Five months later, he could speak a few barely audible words. Eight months after that he raised his arms for the first time. And then he could finally see some hope for the future.

He saw something else. He was not alone in a desperate situation.

On another floor of the hospital, he met a teenage boy who had been shot. The child had lost all hope. And he wasn’t interested in physical therapy. But C.W. convinced him to give it a try. And gradually the boy made progress.

Once again, C.W. was a man on a mission. And it wasn’t long before the House of Mercy Board meetings were taking place at Monroe Community Hospital.

“Even from the bed, I thought I was back in the swing of things.”

The Long Road Back to the House

Twenty long months after the shooting, C.W. left the hospital for good. He moved from a wheelchair to a walker to a four-pronged cane. But some things would never heal. His left leg was paralyzed. He could barely wiggle the fingers on his left hand.
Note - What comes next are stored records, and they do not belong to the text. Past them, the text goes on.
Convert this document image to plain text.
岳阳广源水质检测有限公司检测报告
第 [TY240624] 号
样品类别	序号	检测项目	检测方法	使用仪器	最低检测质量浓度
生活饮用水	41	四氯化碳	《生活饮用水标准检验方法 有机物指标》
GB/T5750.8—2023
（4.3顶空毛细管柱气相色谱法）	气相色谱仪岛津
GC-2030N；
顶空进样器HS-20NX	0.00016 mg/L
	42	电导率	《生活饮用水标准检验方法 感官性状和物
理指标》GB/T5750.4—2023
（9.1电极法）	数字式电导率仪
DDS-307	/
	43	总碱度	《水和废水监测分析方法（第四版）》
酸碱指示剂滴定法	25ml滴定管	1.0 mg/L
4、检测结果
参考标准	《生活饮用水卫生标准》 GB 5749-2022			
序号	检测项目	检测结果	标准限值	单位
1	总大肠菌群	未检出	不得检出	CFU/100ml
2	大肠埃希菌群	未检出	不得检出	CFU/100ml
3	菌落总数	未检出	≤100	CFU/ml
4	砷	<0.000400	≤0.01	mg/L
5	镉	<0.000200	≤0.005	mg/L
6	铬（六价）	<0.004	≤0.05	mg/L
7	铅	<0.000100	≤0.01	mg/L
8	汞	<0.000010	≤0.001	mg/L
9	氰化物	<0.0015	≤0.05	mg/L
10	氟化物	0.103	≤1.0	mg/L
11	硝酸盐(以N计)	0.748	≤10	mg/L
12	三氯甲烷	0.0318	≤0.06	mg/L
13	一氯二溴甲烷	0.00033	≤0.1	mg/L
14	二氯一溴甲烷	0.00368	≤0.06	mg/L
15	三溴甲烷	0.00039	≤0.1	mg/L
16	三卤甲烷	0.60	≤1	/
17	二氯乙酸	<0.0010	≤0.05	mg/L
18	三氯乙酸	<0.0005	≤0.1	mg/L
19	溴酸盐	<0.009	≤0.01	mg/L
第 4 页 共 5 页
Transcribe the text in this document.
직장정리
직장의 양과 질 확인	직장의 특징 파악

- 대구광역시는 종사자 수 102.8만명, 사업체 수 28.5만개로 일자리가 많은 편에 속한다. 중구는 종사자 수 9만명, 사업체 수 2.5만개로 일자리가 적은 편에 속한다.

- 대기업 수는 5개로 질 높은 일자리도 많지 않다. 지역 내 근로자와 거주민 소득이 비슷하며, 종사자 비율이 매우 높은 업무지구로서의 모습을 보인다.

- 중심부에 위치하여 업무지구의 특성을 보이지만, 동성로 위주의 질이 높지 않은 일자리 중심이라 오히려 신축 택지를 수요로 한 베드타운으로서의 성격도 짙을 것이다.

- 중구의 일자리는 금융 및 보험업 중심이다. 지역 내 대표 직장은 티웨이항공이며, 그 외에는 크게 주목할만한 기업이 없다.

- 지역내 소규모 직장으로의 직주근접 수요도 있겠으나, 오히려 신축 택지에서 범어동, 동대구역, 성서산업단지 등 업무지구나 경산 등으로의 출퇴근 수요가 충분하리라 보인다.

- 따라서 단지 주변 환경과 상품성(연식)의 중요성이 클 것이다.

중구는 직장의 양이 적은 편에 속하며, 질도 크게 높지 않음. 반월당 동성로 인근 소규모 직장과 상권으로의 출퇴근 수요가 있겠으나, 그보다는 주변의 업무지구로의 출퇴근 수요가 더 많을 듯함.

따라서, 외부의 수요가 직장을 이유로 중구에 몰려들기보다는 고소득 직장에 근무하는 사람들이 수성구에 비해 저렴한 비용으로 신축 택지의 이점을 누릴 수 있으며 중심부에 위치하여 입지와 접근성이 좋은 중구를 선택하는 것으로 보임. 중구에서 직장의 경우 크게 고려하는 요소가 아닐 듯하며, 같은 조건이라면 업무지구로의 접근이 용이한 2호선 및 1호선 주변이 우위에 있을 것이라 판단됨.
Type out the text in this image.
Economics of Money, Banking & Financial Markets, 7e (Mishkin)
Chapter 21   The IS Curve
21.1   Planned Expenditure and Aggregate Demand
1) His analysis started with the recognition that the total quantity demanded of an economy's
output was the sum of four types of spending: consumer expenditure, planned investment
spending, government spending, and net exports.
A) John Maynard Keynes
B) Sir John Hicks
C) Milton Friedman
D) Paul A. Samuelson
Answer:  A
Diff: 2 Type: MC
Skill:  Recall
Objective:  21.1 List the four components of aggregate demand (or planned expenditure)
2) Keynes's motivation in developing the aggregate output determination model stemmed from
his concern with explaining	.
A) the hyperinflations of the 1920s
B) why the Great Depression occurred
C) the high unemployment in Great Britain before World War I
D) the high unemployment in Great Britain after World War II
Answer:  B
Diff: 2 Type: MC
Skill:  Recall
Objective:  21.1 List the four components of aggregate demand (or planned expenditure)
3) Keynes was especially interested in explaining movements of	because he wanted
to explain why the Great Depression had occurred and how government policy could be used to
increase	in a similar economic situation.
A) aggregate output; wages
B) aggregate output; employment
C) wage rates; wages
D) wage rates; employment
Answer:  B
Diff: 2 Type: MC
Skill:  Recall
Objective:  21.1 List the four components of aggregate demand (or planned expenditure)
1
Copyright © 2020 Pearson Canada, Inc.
Understandably, his family wanted him to retire, given the sacrifice he had made. But C. W. came back to work for The House, mounting the back stairs slowly with his chrome-handled cane.

“I had to come back,” he says. “Something in my psyche made me.”

“C.W. hit rock bottom when he first came here,” Sister Grace recalled. “But even then I saw a lot of potential. He could handle anything and everything. And he has a real gift for working with people.

“Over time, he became a vital part of our mission. And even after he was shot, he didn’t abandon us, because he knew we needed him. He loves the people we help. And they love him too.”

“I found my niche at the House of Mercy,” C.W. says quietly.

And there are thousands of poor and homeless people in Rochester who are very glad he did.